Montreal-Men with lower urinary tract symptoms (LUTS) associated with large prostates had significantly greater improvement in functional outcomes when treated with holmium laser enucleation of the prostate (HoLEP) than with photoselective vaporization of the prostate (PVP), data from a randomized trial showed.

A year after treatment, urinary flow was 260% from baseline in the HoLEP group compared with 196% in the PVP group (p=.02). Post-void residual (PVR) improved by 96% with HoLEP and 87% with PVP (p=.02). Prostate symptoms and quality of life improved to a similar degree in both groups.

Additionally, more than 20% of PVP cases had to be converted to other procedures, whereas all men allocated to HoLEP underwent the procedure, according to a presentation at the 2011 AUA annual meeting in Washington.

"The objective functional results are more pronounced if we correct for converted cases," he added.

The findings came from a randomized trial involving 80 men with LUTS secondary to an enlarged prostate.
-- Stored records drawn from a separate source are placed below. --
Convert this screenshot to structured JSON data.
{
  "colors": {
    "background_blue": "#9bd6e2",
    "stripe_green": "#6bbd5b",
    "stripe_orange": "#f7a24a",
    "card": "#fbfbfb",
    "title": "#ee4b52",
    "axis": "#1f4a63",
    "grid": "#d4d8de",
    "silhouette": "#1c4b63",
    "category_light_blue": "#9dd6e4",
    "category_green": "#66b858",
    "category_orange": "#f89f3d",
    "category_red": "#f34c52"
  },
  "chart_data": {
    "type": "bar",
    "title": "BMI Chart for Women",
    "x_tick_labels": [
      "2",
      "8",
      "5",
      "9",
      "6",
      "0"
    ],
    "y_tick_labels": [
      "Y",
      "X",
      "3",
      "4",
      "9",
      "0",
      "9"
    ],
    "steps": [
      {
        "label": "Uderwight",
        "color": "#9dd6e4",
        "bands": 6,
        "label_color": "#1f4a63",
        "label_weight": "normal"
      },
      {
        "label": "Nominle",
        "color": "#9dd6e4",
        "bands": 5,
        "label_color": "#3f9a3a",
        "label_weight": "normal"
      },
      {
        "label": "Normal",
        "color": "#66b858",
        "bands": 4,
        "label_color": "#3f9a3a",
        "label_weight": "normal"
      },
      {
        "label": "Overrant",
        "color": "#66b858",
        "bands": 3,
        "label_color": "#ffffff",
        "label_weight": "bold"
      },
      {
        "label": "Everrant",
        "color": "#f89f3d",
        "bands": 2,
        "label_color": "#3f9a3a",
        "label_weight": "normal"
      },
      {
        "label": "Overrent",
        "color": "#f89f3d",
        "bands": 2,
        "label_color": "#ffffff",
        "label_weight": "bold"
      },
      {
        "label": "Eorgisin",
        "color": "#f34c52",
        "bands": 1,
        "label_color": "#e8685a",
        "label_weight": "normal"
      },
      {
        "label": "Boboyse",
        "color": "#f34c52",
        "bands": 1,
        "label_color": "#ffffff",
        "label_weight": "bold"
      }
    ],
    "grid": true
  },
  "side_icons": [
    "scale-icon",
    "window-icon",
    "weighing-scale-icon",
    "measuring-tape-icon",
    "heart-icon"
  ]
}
Prostate volume in the study population averaged about 90 mL and ranged from 62 mL to 160 mL.

Outcomes of interest included International Prostate Symptom Score (IPSS), International Index of Erectile Function (IIEF), Qmax, PVR, PSA, and transrectal ultrasound (TRUS) volume. Investigators also documented operative data and number of fibers used per procedure. Follow-up evaluations occurred at 1, 3, 6, and 12 months after surgery.

No conversion with HoLEP procedures

In eight of 37 cases, bleeding required conversion of PVP to another procedure (HoLEP or transurethreal resection of the prostate). In contrast, none of the 43 HoLEP procedures was converted (p<.0001).

Neither the type nor frequency of postoperative complications differed significantly between groups. The most common complication was urgency, affecting six patients in each group. Most complications in both treatment groups were Clavien grade 1-2, although more patients in the PVP arm had grade 3 complications.

Men treated with HoLEP had an 88% reduction in mean PSA value compared with 60% in the PVP group, and TRUS-assessed prostate volume decreased by 78% with HoLEP versus 52% with PVP.

Patients who required conversion to other procedures were still counted as part of the PVP group. An analysis of the results according to the treatment actually yielded larger differences in functional outcomes. The improvement in Qmax was 277% with HoLEP compared with 143% with PVP, and PVR improved by 97% with HoLEP versus 62% with PVP (p<.001 for both outcomes). IPSS and quality of life remained similar in the two treatment groups in the second analysis.

In general, IIEF scores did not differ significantly between groups following treatment. However, the PVP group had significant improvement in the orgasmic domain (p=.01) whereas the HoLEP arm did not.

Dr. Elhilali is a consultant/adviser for Lumenis and American Medical Systems.